Highly transparent zinc oxide thin films with varied layer thicknesses have been prepared on microscopic glass substrates at 200 °C. Films thickness was measured by stylus profilometer. The films have been investigated for their structure using X-Ray diffraction; the patterns showed their amorphous nature. The dispersion parameters i.e. refractive index (n) and extinction coeffcient (k) are computed in the wavelength range (350–2500 nm). The Tauc model was used to determine the optical band gap and Urbach tail with direct allowed transitions. The real and imaginary parts of the high frequency dielectric constant were discussed. Other parameters such as penetration depth, cut-off wavelength, dissipation factor, volume and surface energy loss functions, reflection loss factor, optical, electrical and thermal conductivities have also been determined.
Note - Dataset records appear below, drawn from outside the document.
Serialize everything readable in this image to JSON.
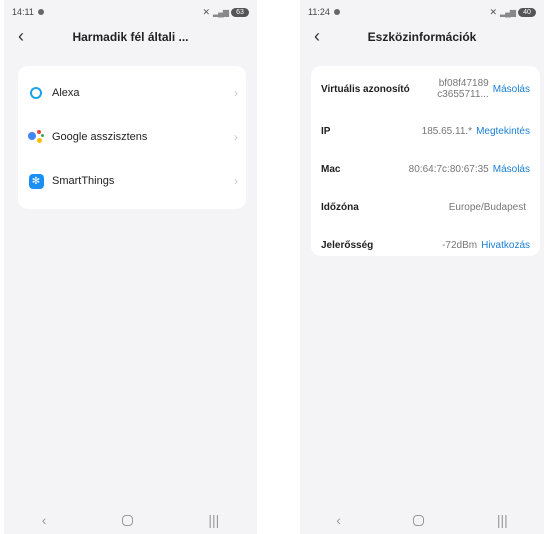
{
  "left": {
    "status": {
      "time": "14:11",
      "battery": "63"
    },
    "title": "Harmadik fél általi ...",
    "services": [
      {
        "label": "Alexa",
        "icon": "alexa-icon"
      },
      {
        "label": "Google asszisztens",
        "icon": "google-assistant-icon"
      },
      {
        "label": "SmartThings",
        "icon": "smartthings-icon"
      }
    ]
  },
  "right": {
    "status": {
      "time": "11:24",
      "battery": "40"
    },
    "title": "Eszközinformációk",
    "rows": [
      {
        "key": "Virtuális azonosító",
        "value_line1": "bf08f47189",
        "value_line2": "c3655711...",
        "action": "Másolás"
      },
      {
        "key": "IP",
        "value": "185.65.11.*",
        "action": "Megtekintés"
      },
      {
        "key": "Mac",
        "value": "80:64:7c:80:67:35",
        "action": "Másolás"
      },
      {
        "key": "Időzóna",
        "value": "Europe/Budapest"
      },
      {
        "key": "Jelerősség",
        "value": "-72dBm",
        "action": "Hivatkozás"
      }
    ]
  },
  "colors": {
    "accent": "#1a7fd6",
    "background": "#f4f4f6",
    "alexa": "#1aa3e6",
    "smartthings": "#1a8ff5",
    "google_blue": "#4285f4",
    "google_red": "#ea4335",
    "google_yellow": "#fbbc05",
    "google_green": "#34a853"
  }
}
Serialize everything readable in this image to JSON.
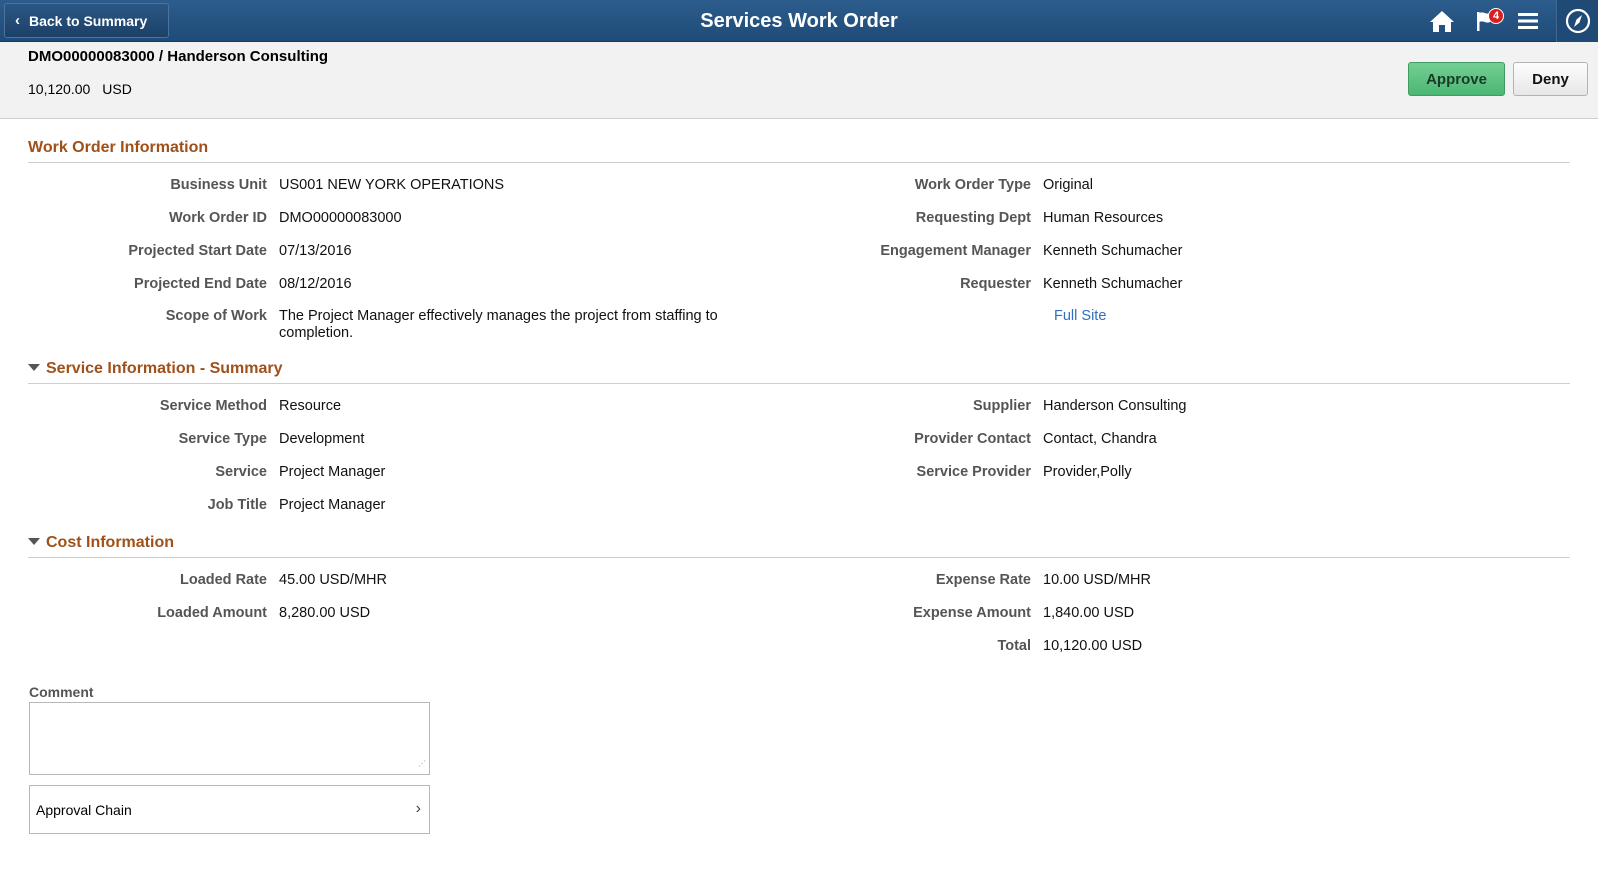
{
  "banner": {
    "back_label": "Back to Summary",
    "title": "Services Work Order",
    "notification_count": "4"
  },
  "summary": {
    "title": "DMO00000083000 / Handerson Consulting",
    "amount": "10,120.00",
    "currency": "USD",
    "approve_label": "Approve",
    "deny_label": "Deny"
  },
  "work_order": {
    "heading": "Work Order Information",
    "left": [
      {
        "label": "Business Unit",
        "value": "US001 NEW YORK OPERATIONS"
      },
      {
        "label": "Work Order ID",
        "value": "DMO00000083000"
      },
      {
        "label": "Projected Start Date",
        "value": "07/13/2016"
      },
      {
        "label": "Projected End Date",
        "value": "08/12/2016"
      },
      {
        "label": "Scope of Work",
        "value": "The Project Manager effectively manages the project from staffing to completion."
      }
    ],
    "right": [
      {
        "label": "Work Order Type",
        "value": "Original"
      },
      {
        "label": "Requesting Dept",
        "value": "Human Resources"
      },
      {
        "label": "Engagement Manager",
        "value": "Kenneth Schumacher"
      },
      {
        "label": "Requester",
        "value": "Kenneth Schumacher"
      }
    ],
    "full_site_link": "Full Site"
  },
  "service_info": {
    "heading": "Service Information - Summary",
    "left": [
      {
        "label": "Service Method",
        "value": "Resource"
      },
      {
        "label": "Service Type",
        "value": "Development"
      },
      {
        "label": "Service",
        "value": "Project Manager"
      },
      {
        "label": "Job Title",
        "value": "Project Manager"
      }
    ],
    "right": [
      {
        "label": "Supplier",
        "value": "Handerson Consulting"
      },
      {
        "label": "Provider Contact",
        "value": "Contact, Chandra"
      },
      {
        "label": "Service Provider",
        "value": "Provider,Polly"
      }
    ]
  },
  "cost_info": {
    "heading": "Cost Information",
    "left": [
      {
        "label": "Loaded Rate",
        "value": "45.00 USD/MHR"
      },
      {
        "label": "Loaded Amount",
        "value": "8,280.00 USD"
      }
    ],
    "right": [
      {
        "label": "Expense Rate",
        "value": "10.00 USD/MHR"
      },
      {
        "label": "Expense Amount",
        "value": "1,840.00 USD"
      },
      {
        "label": "Total",
        "value": "10,120.00 USD"
      }
    ]
  },
  "comment": {
    "label": "Comment",
    "value": ""
  },
  "approval_chain_label": "Approval Chain",
  "icons": {
    "back": "chevron-left-icon",
    "home": "home-icon",
    "notifications": "flag-icon",
    "menu": "hamburger-menu-icon",
    "navbar": "compass-icon",
    "collapse": "triangle-down-icon",
    "approval_chain": "chevron-right-icon"
  },
  "colors": {
    "banner": "#1f4b78",
    "section_heading": "#a0501a",
    "approve_button": "#5cbf80",
    "link": "#2f6fc2",
    "badge": "#d92020"
  }
}
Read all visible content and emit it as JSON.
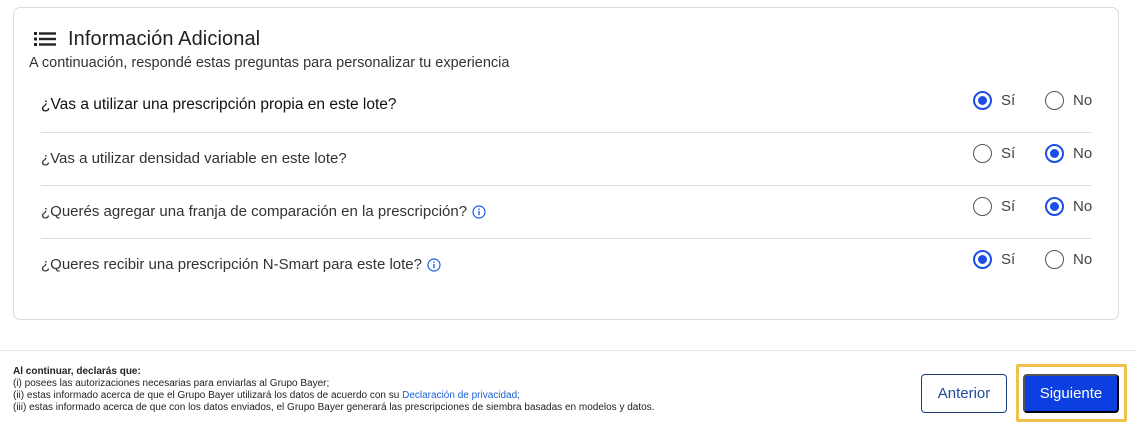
{
  "section": {
    "title": "Información Adicional",
    "subtitle": "A continuación, respondé estas preguntas para personalizar tu experiencia",
    "title_icon": "list-icon"
  },
  "options": {
    "yes": "Sí",
    "no": "No"
  },
  "questions": [
    {
      "text": "¿Vas a utilizar una prescripción propia en este lote?",
      "info_icon": false,
      "selected": "yes"
    },
    {
      "text": "¿Vas a utilizar densidad variable en este lote?",
      "info_icon": false,
      "selected": "no"
    },
    {
      "text": "¿Querés agregar una franja de comparación en la prescripción?",
      "info_icon": true,
      "selected": "no"
    },
    {
      "text": "¿Queres recibir una prescripción N-Smart para este lote?",
      "info_icon": true,
      "selected": "yes"
    }
  ],
  "footer": {
    "lead": "Al continuar, declarás que:",
    "line1": "(i) posees las autorizaciones necesarias para enviarlas al Grupo Bayer;",
    "line2_prefix": "(ii) estas informado acerca de que el Grupo Bayer utilizará los datos de acuerdo con su ",
    "line2_link": "Declaración de privacidad;",
    "line3": "(iii) estas informado acerca de que con los datos enviados, el Grupo Bayer generará las prescripciones de siembra basadas en modelos y datos."
  },
  "buttons": {
    "previous": "Anterior",
    "next": "Siguiente"
  },
  "colors": {
    "accent": "#0b3fe0",
    "radio_checked": "#1a4ee6",
    "link": "#1a5fd6",
    "highlight": "#f0c24d"
  }
}
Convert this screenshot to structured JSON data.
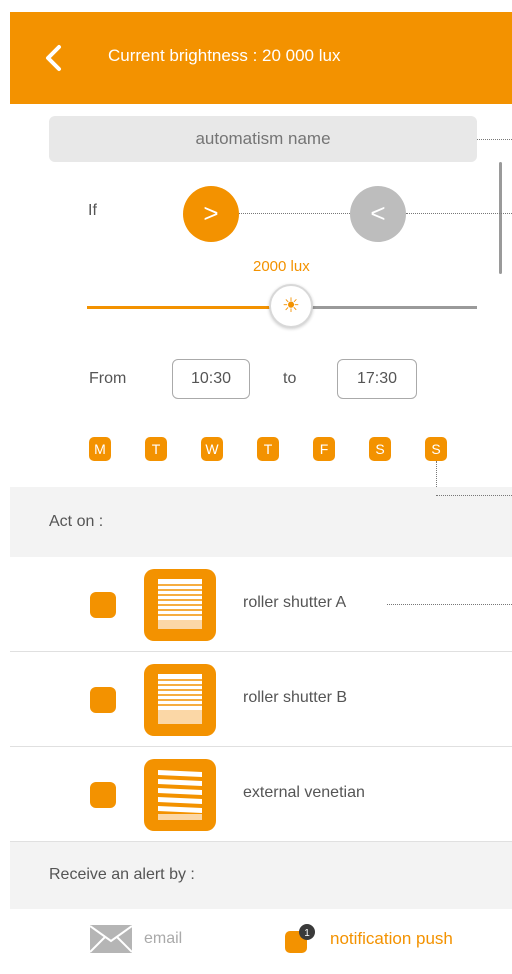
{
  "header": {
    "title": "Current brightness : 20 000 lux"
  },
  "automatism": {
    "name_placeholder": "automatism name"
  },
  "condition": {
    "if_label": "If",
    "greater_label": ">",
    "less_label": "<",
    "threshold_label": "2000 lux",
    "threshold_fraction": 0.5
  },
  "schedule": {
    "from_label": "From",
    "from_value": "10:30",
    "to_label": "to",
    "to_value": "17:30"
  },
  "days": [
    "M",
    "T",
    "W",
    "T",
    "F",
    "S",
    "S"
  ],
  "act_on": {
    "label": "Act on :",
    "items": [
      {
        "label": "roller shutter A",
        "icon": "roller-shutter-icon"
      },
      {
        "label": "roller shutter B",
        "icon": "roller-shutter-icon"
      },
      {
        "label": "external venetian",
        "icon": "venetian-blind-icon"
      }
    ]
  },
  "alert": {
    "label": "Receive an alert by :",
    "email_label": "email",
    "push_label": "notification push",
    "push_badge": "1"
  },
  "colors": {
    "accent": "#f39200",
    "inactive": "#bdbdbd"
  }
}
A systematic study of a wide range of optical parameters of ALD prepared ZnO films can serve as a valuable data source and can enrich the knowledge of the studied material.
II
Also, In the present work we focus on how the stacking of Al2O3 and ZnO layers affects the optical properties of Al2O3/ ZnO thin films (Al2O3/ ZnO bilayer and Al2O3/Al2O3-ZnO mixed oxide/ZnO trilayer) prepared by ALD. The total thickness of the films and the thickness ratio of the pure Al2O3 and ZnO layers are the same. The extracted results from the X-ray diffraction suggested structural transformation as a function of the number of layers of pure and mixed Al2O3/ZnO. Analysis was performed to investigate the physical, optical and nonlinear optical properties. The dispersion parameters were investigated in the wavelength range of 280 – 2500 nm. The absorption coefficient, optical, electrical and thermal conductivities, furthermore penetration depth have also been determined. The absorption mechanism of the prepared samples obeys the rule of allowed indirect optical transitions. The value of the optical band gap was found to increase from 3.205 eV for bilayered to 3.229 eV for trilayered samples. The dispersion of the refractive index is described and discussed in terms of the single oscillator model proposed by Wemple – DiDomenico. Moreover, the phase velocity, electric susceptibility, reflection loss, and dispersion of nonlinear parameters such as third order nonlinear optical susceptibility and nonlinear refractive index are presented. Overall, from on the basis of these results several applications could be suggested for the layer samples obtained in this work.